Where Is Marshmallow?


This inclusive book for elementary-aged kids (ages 7-9) features multiple heroes who are on the search for Marshmallow, the classroom bunny. When Marshmallow goes missing, two students find him; one with a visual impairment and the other who has autism. Once found, the bunny is comforted by a student with down syndrome. By Kathryn Lynn Seifert with illustrations by Ann Murray and Jean Weir.

Photo by: ‎ Farrar, Straus and Giroux

My Three Best Friends and Me, Zulay


Zulay and her three best friends love the first grade. Zulay is blind, but she loves to do what all the other kids do, and study what they study. When the school’s Field Day comes along, Zulay announces she wants to run a race. With the help of her friends and a teacher, Zulay accomplishes her goal. The book, for ages 4-8, includes the Braille alphabet. Written by Cari Best and illustrated by Vanessa Brantley-Newton.
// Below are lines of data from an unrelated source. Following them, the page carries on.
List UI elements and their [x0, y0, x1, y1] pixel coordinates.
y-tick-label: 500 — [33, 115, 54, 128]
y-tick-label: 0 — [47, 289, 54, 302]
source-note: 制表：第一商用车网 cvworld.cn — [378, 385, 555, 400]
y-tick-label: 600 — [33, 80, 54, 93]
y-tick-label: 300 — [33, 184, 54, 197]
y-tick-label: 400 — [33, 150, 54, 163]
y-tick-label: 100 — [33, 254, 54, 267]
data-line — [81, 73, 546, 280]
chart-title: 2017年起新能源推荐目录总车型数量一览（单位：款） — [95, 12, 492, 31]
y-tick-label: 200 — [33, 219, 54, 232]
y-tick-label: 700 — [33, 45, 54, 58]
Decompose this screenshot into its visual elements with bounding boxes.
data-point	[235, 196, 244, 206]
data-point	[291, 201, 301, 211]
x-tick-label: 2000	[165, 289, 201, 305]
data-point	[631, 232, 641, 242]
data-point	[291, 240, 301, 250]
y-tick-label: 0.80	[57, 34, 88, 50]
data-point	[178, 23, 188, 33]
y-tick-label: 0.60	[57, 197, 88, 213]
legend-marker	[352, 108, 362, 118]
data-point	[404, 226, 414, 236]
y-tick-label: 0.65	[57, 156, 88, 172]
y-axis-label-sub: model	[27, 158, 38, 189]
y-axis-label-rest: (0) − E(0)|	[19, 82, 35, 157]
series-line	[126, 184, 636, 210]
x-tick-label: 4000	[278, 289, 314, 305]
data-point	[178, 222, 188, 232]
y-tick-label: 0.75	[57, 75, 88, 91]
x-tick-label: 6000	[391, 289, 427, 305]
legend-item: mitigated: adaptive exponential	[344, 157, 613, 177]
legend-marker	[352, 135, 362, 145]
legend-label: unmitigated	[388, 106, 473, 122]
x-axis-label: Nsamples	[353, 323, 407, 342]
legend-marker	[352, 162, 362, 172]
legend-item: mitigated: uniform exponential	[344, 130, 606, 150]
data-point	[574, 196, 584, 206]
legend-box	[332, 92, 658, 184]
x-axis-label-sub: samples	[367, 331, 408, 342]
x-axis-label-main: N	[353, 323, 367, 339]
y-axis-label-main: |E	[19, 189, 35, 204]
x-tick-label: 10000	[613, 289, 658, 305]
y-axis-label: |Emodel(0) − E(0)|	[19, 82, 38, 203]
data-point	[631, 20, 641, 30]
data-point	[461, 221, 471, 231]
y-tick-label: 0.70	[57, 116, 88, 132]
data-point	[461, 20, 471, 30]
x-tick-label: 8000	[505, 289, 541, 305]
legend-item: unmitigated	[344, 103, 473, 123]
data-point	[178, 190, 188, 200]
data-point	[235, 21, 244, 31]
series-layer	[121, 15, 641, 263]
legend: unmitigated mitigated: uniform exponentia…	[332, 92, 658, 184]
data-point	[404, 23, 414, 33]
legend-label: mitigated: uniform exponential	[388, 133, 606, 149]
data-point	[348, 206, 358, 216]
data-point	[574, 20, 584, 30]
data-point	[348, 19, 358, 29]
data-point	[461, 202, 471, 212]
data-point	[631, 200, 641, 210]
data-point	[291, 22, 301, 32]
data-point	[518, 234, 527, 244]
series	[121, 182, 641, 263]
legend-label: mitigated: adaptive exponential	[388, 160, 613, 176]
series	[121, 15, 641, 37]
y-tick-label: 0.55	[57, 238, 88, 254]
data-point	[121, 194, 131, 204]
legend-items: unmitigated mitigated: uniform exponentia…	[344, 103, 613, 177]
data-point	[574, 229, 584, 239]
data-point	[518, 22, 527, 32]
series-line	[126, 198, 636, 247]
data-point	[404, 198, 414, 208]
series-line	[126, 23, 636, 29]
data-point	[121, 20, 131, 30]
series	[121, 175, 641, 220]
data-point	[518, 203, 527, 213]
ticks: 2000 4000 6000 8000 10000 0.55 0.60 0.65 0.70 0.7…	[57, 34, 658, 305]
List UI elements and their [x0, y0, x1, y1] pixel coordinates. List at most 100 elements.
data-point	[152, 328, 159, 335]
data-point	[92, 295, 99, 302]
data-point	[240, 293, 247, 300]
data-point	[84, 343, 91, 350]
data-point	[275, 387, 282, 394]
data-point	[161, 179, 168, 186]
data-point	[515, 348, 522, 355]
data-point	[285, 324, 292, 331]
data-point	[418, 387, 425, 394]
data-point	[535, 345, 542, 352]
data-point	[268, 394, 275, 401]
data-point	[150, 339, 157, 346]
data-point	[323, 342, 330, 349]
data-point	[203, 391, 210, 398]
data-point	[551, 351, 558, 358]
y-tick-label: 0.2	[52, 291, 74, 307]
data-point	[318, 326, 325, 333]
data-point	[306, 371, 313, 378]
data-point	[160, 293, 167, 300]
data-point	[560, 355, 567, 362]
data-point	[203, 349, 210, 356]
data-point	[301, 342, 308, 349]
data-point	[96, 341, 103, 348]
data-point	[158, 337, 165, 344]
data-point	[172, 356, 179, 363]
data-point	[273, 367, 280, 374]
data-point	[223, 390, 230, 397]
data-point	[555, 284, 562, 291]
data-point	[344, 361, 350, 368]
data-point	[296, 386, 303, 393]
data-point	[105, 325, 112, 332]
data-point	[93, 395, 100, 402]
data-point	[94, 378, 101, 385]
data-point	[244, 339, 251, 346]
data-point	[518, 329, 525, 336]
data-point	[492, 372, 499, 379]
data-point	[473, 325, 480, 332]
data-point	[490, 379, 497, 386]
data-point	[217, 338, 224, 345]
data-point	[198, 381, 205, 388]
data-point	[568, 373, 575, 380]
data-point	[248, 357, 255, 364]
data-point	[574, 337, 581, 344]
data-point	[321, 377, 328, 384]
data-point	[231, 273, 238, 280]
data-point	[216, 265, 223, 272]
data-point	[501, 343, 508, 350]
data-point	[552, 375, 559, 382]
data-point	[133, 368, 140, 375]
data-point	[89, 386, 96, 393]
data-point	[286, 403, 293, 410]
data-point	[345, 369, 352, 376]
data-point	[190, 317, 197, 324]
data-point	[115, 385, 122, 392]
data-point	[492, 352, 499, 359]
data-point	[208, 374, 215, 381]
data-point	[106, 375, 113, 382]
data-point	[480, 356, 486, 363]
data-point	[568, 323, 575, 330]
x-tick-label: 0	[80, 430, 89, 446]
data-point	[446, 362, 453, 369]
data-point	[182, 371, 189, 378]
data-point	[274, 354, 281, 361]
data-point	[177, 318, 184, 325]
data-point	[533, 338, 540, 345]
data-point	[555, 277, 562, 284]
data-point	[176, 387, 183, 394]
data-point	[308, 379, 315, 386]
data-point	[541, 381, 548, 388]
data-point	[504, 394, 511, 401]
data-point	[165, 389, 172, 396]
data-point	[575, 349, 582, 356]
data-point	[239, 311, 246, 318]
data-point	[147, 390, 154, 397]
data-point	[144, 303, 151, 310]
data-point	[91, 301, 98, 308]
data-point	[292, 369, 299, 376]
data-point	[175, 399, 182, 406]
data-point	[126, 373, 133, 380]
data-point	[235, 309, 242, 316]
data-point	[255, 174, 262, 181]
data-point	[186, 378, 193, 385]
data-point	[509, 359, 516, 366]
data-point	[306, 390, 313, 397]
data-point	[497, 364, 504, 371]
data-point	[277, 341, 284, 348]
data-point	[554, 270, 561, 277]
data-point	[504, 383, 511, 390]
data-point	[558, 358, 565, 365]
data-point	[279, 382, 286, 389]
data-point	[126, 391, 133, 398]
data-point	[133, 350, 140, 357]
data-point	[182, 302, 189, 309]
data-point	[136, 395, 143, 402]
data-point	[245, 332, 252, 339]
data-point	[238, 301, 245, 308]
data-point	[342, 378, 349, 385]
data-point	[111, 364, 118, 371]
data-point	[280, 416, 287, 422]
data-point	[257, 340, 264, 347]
Photo by: Albert Whitman & Company

We Want to Go to School!: The Fight for Disability Rights


Before 1971, millions of children in the United States were not allowed in public schools. But in 1971, seven kids and their families stood up for equal education and equal rights and went to court to fight for it. Co-authored by Janine Leffler and her mother, children’s book author and illustrator Maryann Cocca-Leffler, this book tells the story of Mills v. Board of Education of the District of Columbia, which changed the course of disability education. Maryann has written a series of books based on her daughter Janine, who was born with cerebral palsy, but this is the first time they have written a book together.

This book will teach children ages 5-9, and all children and their grown-ups, about a landmark case that is not well-known. It is especially impactful for children to read at school to understand the significance of the law, the activists who fought for it, and both the history and future of disability education in the United States.